One thing that does mitigate some of the concern is the fact that in recent years, there have been few human infections with H5N1. Whereas at points in the first two decades of this century it wasn’t uncommon to have 20 or 30 cases a year, reports of human cases are rare these days, and often involve such mild disease it is not clear if the person who tested positive was infected or simply had viruses in their nostrils. A man in Colorado who was culling infected poultry last spring. Two poultry workers in Spain in November. A British man who had infected ducks in 2021. A recent H5 infection in a young girl reported from Ecuador is a rare severe case.

One school of thought is that the decline in human cases is due to genetic changes in the virus that took place a while back.

For years, the internal genes of H5N1 were unchanging. Their origin was another bird flu virus, H9N2. Many, even most, of the human infections with bird flu viruses were caused by viruses that had that combination of internal genes from H9N2, Fouchier said. The current version of H5N1, known by the unwieldy name 2.3.4.4b, acquired other internal genes through reassortment, a gene-swapping process that can occur when multiple viruses infect a single host. “If you like, the engine under the bonnet is different,” Peiris said.

Fouchier worries primarily at the moment about the virus’ impact on biodiversity. Some species of wild birds are being decimated by the virus. But he also believes countries should be dusting off their pandemic influenza plans.

“There will be a new pandemic for sure. Whether it is this one, I don’t know. But I think that the current situation is enough that countries actually [should] review their pandemic preparedness plans again,” Fouchier said.

None of the scientists quoted here would disagree. But Fukuda, and one of his former colleagues from the CDC, Tim Uyeki, think at this point the world would be better off focusing on spillover threats plural than one single type of bird flu.

“I think it’s a major problem for the agricultural industry.

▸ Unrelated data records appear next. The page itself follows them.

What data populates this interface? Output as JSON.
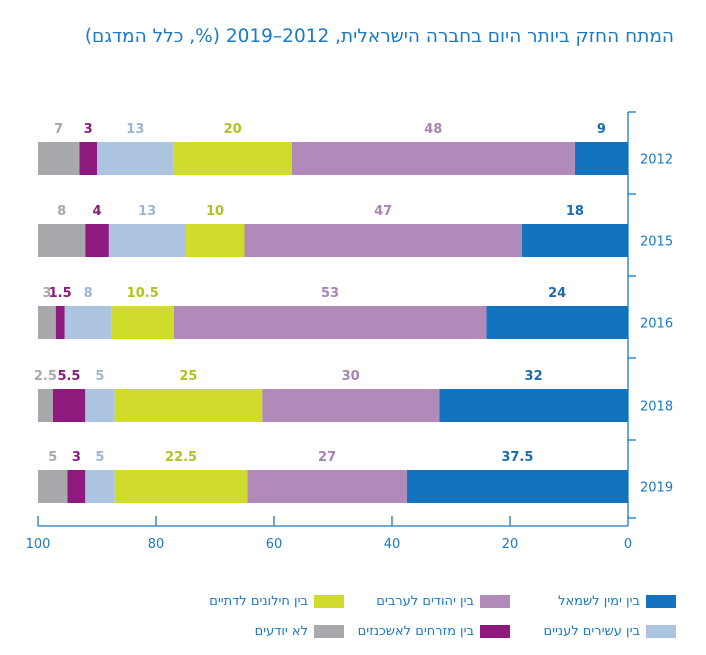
{
  "title": "המתח החזק ביותר היום בחברה הישראלית, 2012–2019 (%, כלל המדגם)",
  "colors": {
    "axis": "#1a7ac4",
    "gridline": "#1a7ac4"
  },
  "chart_data": {
    "type": "bar",
    "orientation": "horizontal-stacked",
    "direction": "right-to-left",
    "title": "המתח החזק ביותר היום בחברה הישראלית, 2012–2019 (%, כלל המדגם)",
    "xlabel": "",
    "ylabel": "",
    "xlim": [
      0,
      100
    ],
    "x_ticks": [
      "0",
      "20",
      "40",
      "60",
      "80",
      "100"
    ],
    "categories": [
      "2012",
      "2015",
      "2016",
      "2018",
      "2019"
    ],
    "series": [
      {
        "name": "בין ימין לשמאל",
        "color": "#1274c0",
        "label_color": "#1a6cae",
        "values": [
          9,
          18,
          24,
          32,
          37.5
        ],
        "labels": [
          "9",
          "18",
          "24",
          "32",
          "37.5"
        ]
      },
      {
        "name": "בין יהודים לערבים",
        "color": "#b28ab9",
        "label_color": "#a884b3",
        "values": [
          48,
          47,
          53,
          30,
          27
        ],
        "labels": [
          "48",
          "47",
          "53",
          "30",
          "27"
        ]
      },
      {
        "name": "בין חילונים לדתיים",
        "color": "#cfdc2c",
        "label_color": "#b3c11f",
        "values": [
          20,
          10,
          10.5,
          25,
          22.5
        ],
        "labels": [
          "20",
          "10",
          "10.5",
          "25",
          "22.5"
        ]
      },
      {
        "name": "בין עשירים לעניים",
        "color": "#adc4e0",
        "label_color": "#9db5d6",
        "values": [
          13,
          13,
          8,
          5,
          5
        ],
        "labels": [
          "13",
          "13",
          "8",
          "5",
          "5"
        ]
      },
      {
        "name": "בין מזרחים לאשכנזים",
        "color": "#8e1a7e",
        "label_color": "#8e1a7e",
        "values": [
          3,
          4,
          1.5,
          5.5,
          3
        ],
        "labels": [
          "3",
          "4",
          "1.5",
          "5.5",
          "3"
        ]
      },
      {
        "name": "לא יודעים",
        "color": "#a7a9ac",
        "label_color": "#a7a9ac",
        "values": [
          7,
          8,
          3,
          2.5,
          5
        ],
        "labels": [
          "7",
          "8",
          "3",
          "2.5",
          "5"
        ]
      }
    ],
    "legend": "bottom"
  }
}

And certainly there is a public health threat, but right now, it’s probably low,” said Uyeki, the chief medical officer of CDC’s flu division. Uyeki joined the CDC the year after the 1997 outbreak, but was involved in the investigations of many of the outbreaks that happened from 2003 onward.

“This is not the only virus that we should be concerned about for pandemic preparedness,” he stressed. “There are many other avian influenza A viruses circulating in birds and poultry that have sporadically transmitted to people and have caused a wide range of illness, including severe lower respiratory tract infection and fatal outcomes. And for that matter, if we even step back further and take a really big picture perspective… wherever you go in the world if you sample pigs, you will find swine influenza viruses.”

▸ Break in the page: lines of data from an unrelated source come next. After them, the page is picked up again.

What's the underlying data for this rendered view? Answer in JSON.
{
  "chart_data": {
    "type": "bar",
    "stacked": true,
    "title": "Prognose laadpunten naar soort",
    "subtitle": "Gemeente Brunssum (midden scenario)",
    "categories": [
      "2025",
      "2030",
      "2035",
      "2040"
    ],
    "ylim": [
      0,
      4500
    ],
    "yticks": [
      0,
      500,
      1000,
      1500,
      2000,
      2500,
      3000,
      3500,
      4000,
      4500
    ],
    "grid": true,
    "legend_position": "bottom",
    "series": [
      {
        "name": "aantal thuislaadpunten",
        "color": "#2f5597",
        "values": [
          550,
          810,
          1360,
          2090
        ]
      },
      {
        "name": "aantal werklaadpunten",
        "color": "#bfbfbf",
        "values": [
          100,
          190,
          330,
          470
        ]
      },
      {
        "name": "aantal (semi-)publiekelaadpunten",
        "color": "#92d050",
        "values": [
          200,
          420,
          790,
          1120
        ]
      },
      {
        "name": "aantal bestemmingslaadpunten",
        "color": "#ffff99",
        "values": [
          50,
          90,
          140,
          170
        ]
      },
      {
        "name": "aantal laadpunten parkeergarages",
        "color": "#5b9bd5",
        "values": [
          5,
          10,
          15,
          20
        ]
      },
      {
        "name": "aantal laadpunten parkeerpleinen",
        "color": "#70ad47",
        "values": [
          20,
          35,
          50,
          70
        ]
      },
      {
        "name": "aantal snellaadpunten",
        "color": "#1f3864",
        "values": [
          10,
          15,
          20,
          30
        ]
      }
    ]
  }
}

Fukuda said it would be short-sighted to focus solely on H5 bird flu, suggesting the world needs to invest more in being ready to detect and mitigate outbreaks caused by the array of animal viruses that could jump from animals to people and start transmitting among us. He worries that the Covid-19 experience, rather than strengthening our response capacity, has eroded political support for this type of work. And Osterholm worries about what the Covid pandemic has done to public support for public health.

“If we did have another pandemic right now I think it would be very difficult to get the public to do anything to try to limit or control transmission. That is to me a big setback,” he said.

Fukuda concurred. “What has become clear to me over time is that the big challenge is not the viruses. That’s not what gives me a pit in my stomach,” he said. “The real challenge is whether people, whether governments, whether policymakers have the ability to actually address the challenge in the way that needs to be done. And I don’t see so much which encourages me, to be blunt. That’s what gives me a pit in my stomach.”